L'EPFIF et le commissaire de gouvernement exposent les conclusions d'une étude concernant les copropriétés contiguës du Chêne pointu et de l'Étoile du Chêne pointu réalisée par la commune de [Localité 14] en 2014 mettant en évidence que :

'près de 60 % des ménages ont un niveau inférieur au seuil de pauvreté,

'85 % des ménages présentent des revenus inférieurs au plafond PLAI,

'un taux de chômage de 29 %, encore plus marqué chez les jeunes

'un quart des familles sont monoparentales

'près de 20 % des logements sont occupés par plus d'un ménage

'l'occupation moyenne est de plus de 4 personnes par logement

'une rotation importance des propriétaires comme chez les locataires.

Le commissaire du gouvernement précise qu'il résulte de cette situation une progression continue des impayés des charges et en conséquence un déficit d'entretien du bâti, produisant une dégradation importante du bâtiment et le développement des situations d'insalubrité et de péril ; ces difficultés ont entraîné la mise sous administration judiciaire de la copropriété ; les pouvoirs publics sont également intervenus dans le cadre d'un plan de sauvegarde signé entre l'État, le département et la commune de [Localité 14] le 19 janvier 2010 qui a fixé différents objectifs afin de parvenir à la requalification de la copropriété :

'résorption des impayés,

'réalisation des travaux urgents et mise aux normes,

'lutte contre les marchands de sommeil,

'individualisation des réseaux de fluides des bâtiments afin de réaliser leur scission,

'réalisation des travaux de rénovation énergétique.

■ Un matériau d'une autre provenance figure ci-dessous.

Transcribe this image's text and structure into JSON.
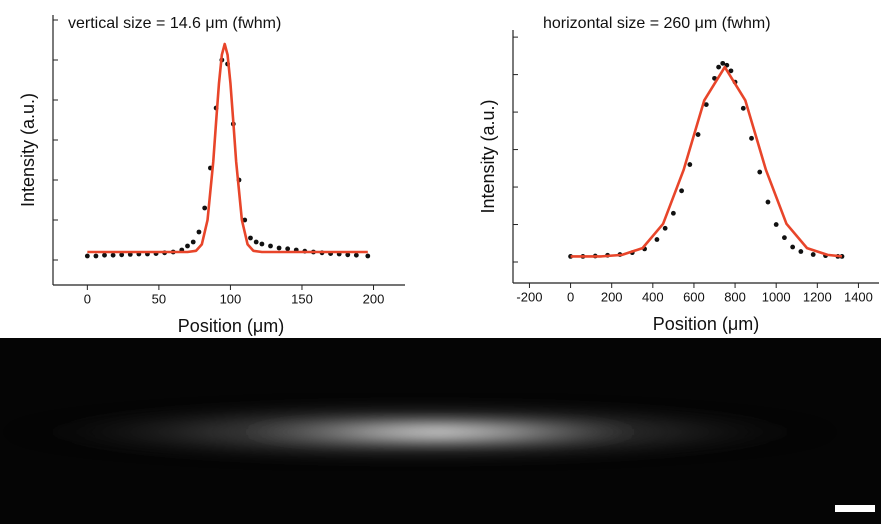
{
  "chart_data": [
    {
      "type": "scatter",
      "title": "vertical size = 14.6 μm (fwhm)",
      "x_label": "Position (μm)",
      "y_label": "Intensity (a.u.)",
      "xlim": [
        -24,
        222
      ],
      "ylim": [
        -0.625,
        6.125
      ],
      "xticks": [
        0,
        50,
        100,
        150,
        200
      ],
      "yticks": [
        0,
        1,
        2,
        3,
        4,
        5,
        6
      ],
      "series": [
        {
          "color": "#111111",
          "x": [
            0,
            6,
            12,
            18,
            24,
            30,
            36,
            42,
            48,
            54,
            60,
            66,
            70,
            74,
            78,
            82,
            86,
            90,
            94,
            98,
            102,
            106,
            110,
            114,
            118,
            122,
            128,
            134,
            140,
            146,
            152,
            158,
            164,
            170,
            176,
            182,
            188,
            196
          ],
          "values": [
            0.1,
            0.1,
            0.12,
            0.12,
            0.13,
            0.14,
            0.15,
            0.15,
            0.16,
            0.18,
            0.2,
            0.25,
            0.35,
            0.45,
            0.7,
            1.3,
            2.3,
            3.8,
            5.0,
            4.9,
            3.4,
            2.0,
            1.0,
            0.55,
            0.45,
            0.4,
            0.35,
            0.3,
            0.28,
            0.25,
            0.22,
            0.2,
            0.18,
            0.16,
            0.15,
            0.13,
            0.12,
            0.1
          ]
        },
        {
          "color": "#e8452a",
          "x": [
            0,
            40,
            70,
            76,
            80,
            84,
            88,
            90,
            92,
            94,
            96,
            98,
            100,
            102,
            104,
            108,
            112,
            116,
            122,
            160,
            196
          ],
          "values": [
            0.2,
            0.2,
            0.2,
            0.23,
            0.39,
            1.0,
            2.46,
            3.46,
            4.42,
            5.13,
            5.4,
            5.13,
            4.42,
            3.46,
            2.46,
            1.0,
            0.39,
            0.23,
            0.2,
            0.2,
            0.2
          ]
        }
      ]
    },
    {
      "type": "scatter",
      "title": "horizontal size = 260 μm (fwhm)",
      "x_label": "Position (μm)",
      "y_label": "Intensity (a.u.)",
      "xlim": [
        -280,
        1500
      ],
      "ylim": [
        -0.56,
        6.19
      ],
      "xticks": [
        -200,
        0,
        200,
        400,
        600,
        800,
        1000,
        1200,
        1400
      ],
      "yticks": [
        0,
        1,
        2,
        3,
        4,
        5,
        6
      ],
      "series": [
        {
          "color": "#111111",
          "x": [
            0,
            60,
            120,
            180,
            240,
            300,
            360,
            420,
            460,
            500,
            540,
            580,
            620,
            660,
            700,
            720,
            740,
            760,
            780,
            800,
            840,
            880,
            920,
            960,
            1000,
            1040,
            1080,
            1120,
            1180,
            1240,
            1300,
            1320
          ],
          "values": [
            0.15,
            0.15,
            0.16,
            0.18,
            0.2,
            0.25,
            0.35,
            0.6,
            0.9,
            1.3,
            1.9,
            2.6,
            3.4,
            4.2,
            4.9,
            5.2,
            5.3,
            5.25,
            5.1,
            4.8,
            4.1,
            3.3,
            2.4,
            1.6,
            1.0,
            0.65,
            0.4,
            0.28,
            0.2,
            0.17,
            0.15,
            0.15
          ]
        },
        {
          "color": "#e8452a",
          "x": [
            0,
            150,
            250,
            350,
            450,
            550,
            650,
            750,
            850,
            950,
            1050,
            1150,
            1250,
            1320
          ],
          "values": [
            0.15,
            0.15,
            0.19,
            0.37,
            1.02,
            2.46,
            4.31,
            5.2,
            4.31,
            2.46,
            1.02,
            0.37,
            0.19,
            0.15
          ]
        }
      ]
    }
  ]
}
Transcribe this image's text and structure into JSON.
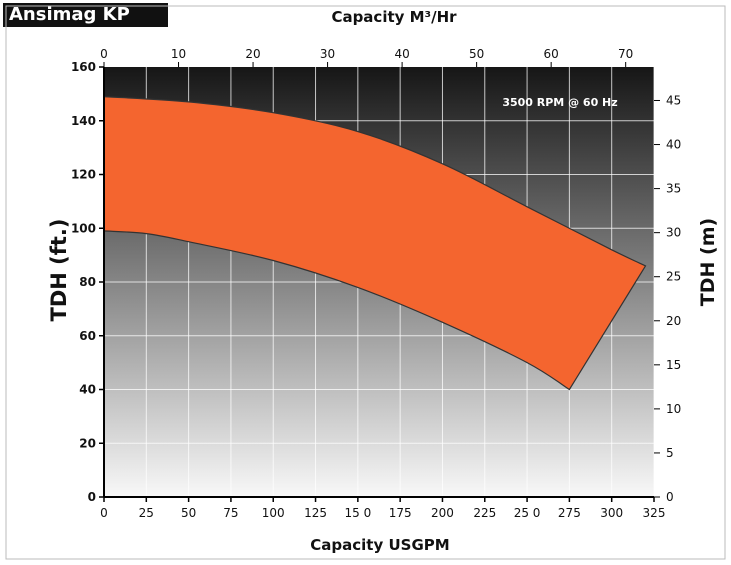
{
  "header": {
    "brand": "Ansimag KP"
  },
  "chart_data": {
    "type": "area",
    "title": "",
    "top_xlabel": "Capacity M³/Hr",
    "bottom_xlabel": "Capacity USGPM",
    "left_ylabel": "TDH (ft.)",
    "right_ylabel": "TDH (m)",
    "annotation": "3500 RPM @ 60 Hz",
    "xlim": [
      0,
      325
    ],
    "ylim": [
      0,
      160
    ],
    "x_top_lim_m3hr": [
      0,
      73.8
    ],
    "y_right_lim_m": [
      0,
      48.8
    ],
    "bottom_ticks": [
      "0",
      "25",
      "50",
      "75",
      "100",
      "125",
      "15 0",
      "175",
      "200",
      "225",
      "25 0",
      "275",
      "300",
      "325"
    ],
    "bottom_tick_values": [
      0,
      25,
      50,
      75,
      100,
      125,
      150,
      175,
      200,
      225,
      250,
      275,
      300,
      325
    ],
    "top_ticks": [
      "0",
      "10",
      "20",
      "30",
      "40",
      "50",
      "60",
      "70"
    ],
    "top_tick_values": [
      0,
      10,
      20,
      30,
      40,
      50,
      60,
      70
    ],
    "left_ticks": [
      "0",
      "20",
      "40",
      "60",
      "80",
      "100",
      "120",
      "140",
      "160"
    ],
    "left_tick_values": [
      0,
      20,
      40,
      60,
      80,
      100,
      120,
      140,
      160
    ],
    "right_ticks": [
      "0",
      "5",
      "10",
      "15",
      "20",
      "25",
      "30",
      "35",
      "40",
      "45"
    ],
    "right_tick_values": [
      0,
      5,
      10,
      15,
      20,
      25,
      30,
      35,
      40,
      45
    ],
    "grid": true,
    "series": [
      {
        "role": "upper-boundary",
        "x": [
          0,
          50,
          100,
          150,
          200,
          250,
          300,
          320
        ],
        "values": [
          149,
          147,
          143,
          136,
          124,
          108,
          92,
          86
        ]
      },
      {
        "role": "lower-boundary",
        "x": [
          0,
          25,
          50,
          100,
          150,
          200,
          250,
          275
        ],
        "values": [
          99,
          98,
          95,
          88,
          78,
          65,
          50,
          40
        ]
      }
    ],
    "colors": {
      "band": "#f4652f",
      "band_edge": "#333333",
      "background_top": "#1a1a1a",
      "background_bottom": "#f7f7f7",
      "grid": "#ffffff"
    }
  }
}
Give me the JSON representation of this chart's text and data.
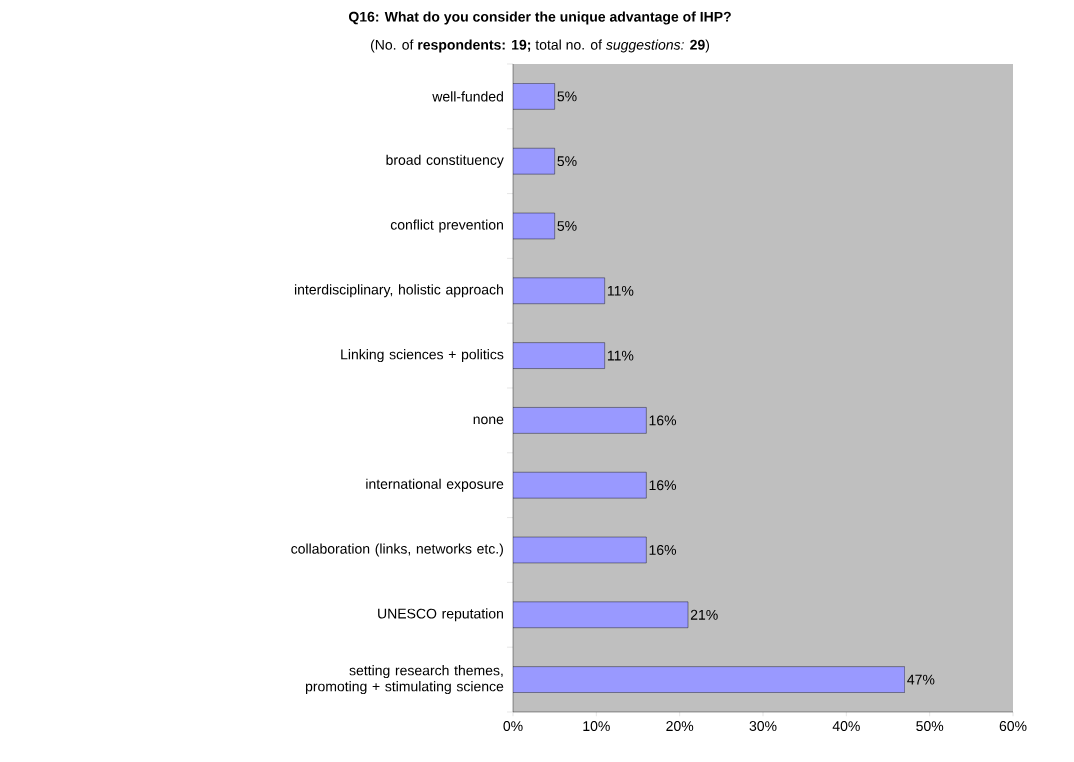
{
  "chart_data": {
    "type": "bar",
    "orientation": "horizontal",
    "title": "Q16: What do you consider the unique advantage of IHP?",
    "subtitle": "(No. of **respondents: 19;** total no. of *suggestions:* **29**)",
    "categories": [
      "well-funded",
      "broad constituency",
      "conflict prevention",
      "interdisciplinary, holistic approach",
      "Linking sciences + politics",
      "none",
      "international exposure",
      "collaboration (links, networks etc.)",
      "UNESCO reputation",
      "setting research themes, promoting + stimulating science"
    ],
    "values": [
      5,
      5,
      5,
      11,
      11,
      16,
      16,
      16,
      21,
      47
    ],
    "value_labels": [
      "5%",
      "5%",
      "5%",
      "11%",
      "11%",
      "16%",
      "16%",
      "16%",
      "21%",
      "47%"
    ],
    "color": "#9999ff",
    "xlim": [
      0,
      60
    ],
    "xticks": [
      {
        "value": 0,
        "label": "0%"
      },
      {
        "value": 10,
        "label": "10%"
      },
      {
        "value": 20,
        "label": "20%"
      },
      {
        "value": 30,
        "label": "30%"
      },
      {
        "value": 40,
        "label": "40%"
      },
      {
        "value": 50,
        "label": "50%"
      },
      {
        "value": 60,
        "label": "60%"
      }
    ],
    "grid": false
  }
}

La conclusion du plan de sauvegarde achevé fin 2014 a relaté les limites ou impasses concernant les objectifs, notamment le redressement de la gestion, l'assainissement des finances, ou encore la réhabilitation du bâti.

En conséquence, l'ampleur des dégradations ont justifié la définition d'un périmètre pour une Opération de Requalification des Copropriétés dégradées d'intérêt National (ORCODIN).

Par décret numéro 2015-99 du 28 janvier 2015 a été déclarée d'intérêt national, l'opération de requalification des copropriétés dégradées du [Adresse 16] et la mise en 'uvre a été confiée à l'EPFIF.

B- sur le bâtiment 10 de la copropriété de l'Etoile du Chêne pointu

Par arrêté préfectoral N°2021-0701 du 19 mars 2021, les lots situés dans le batiment 10 de la copropriété ont été déclarés cessibles au profit de l'EPFIF.

L'ordonnance d'expropriation emportant transfert de propriété a été rendue le 21 octobre 2021.

Un décret N°2021-1005 du 29 juillet 2021 a autorisé l'EPFIF à prendre possession immédiate d'immeubles dégradés situés dans le périmètre défini par le décret N°2015-99 du 28 janvier 2015 déclarant d'intérêt national l'opération de requalification de copropriétés dégradées du quartier [Adresse 16].

Le bâtiment 10 correspond à un immeuble à usage d'habitation, composé de onze niveaux, soit un rez de chaussée et 10 étages, comprenant 167 logements, dont 122 F3 et 45 F4, accessibles par quatre entrées et cages d'escaliers nommées A, B, C et D.

Le bâtiment est également composé de locaux communs, d'un toit-terrasse à usage de séchoir commun et d'un sous sol comprenant des caves, étant précisé que ces élements ne sont plus utilisables en ce qui concerne les deux premiers, l'est difficilement en ce qui concerne le troisième.

C- sur le bien exproprié

Il s'agit :

' Du lot numéro 57 : 1 appartement de type F3, situé au 4e étage de l'escalier B, d'une superficie de 56 m².

Il est composé d'une entrée et d'un couloir qui desservent une cuisine, WC et une salle de bains ainsi qu'une pièce de vie et de deux chambres, l'une d'entre elle étant accessible à partir de la pièce de vie.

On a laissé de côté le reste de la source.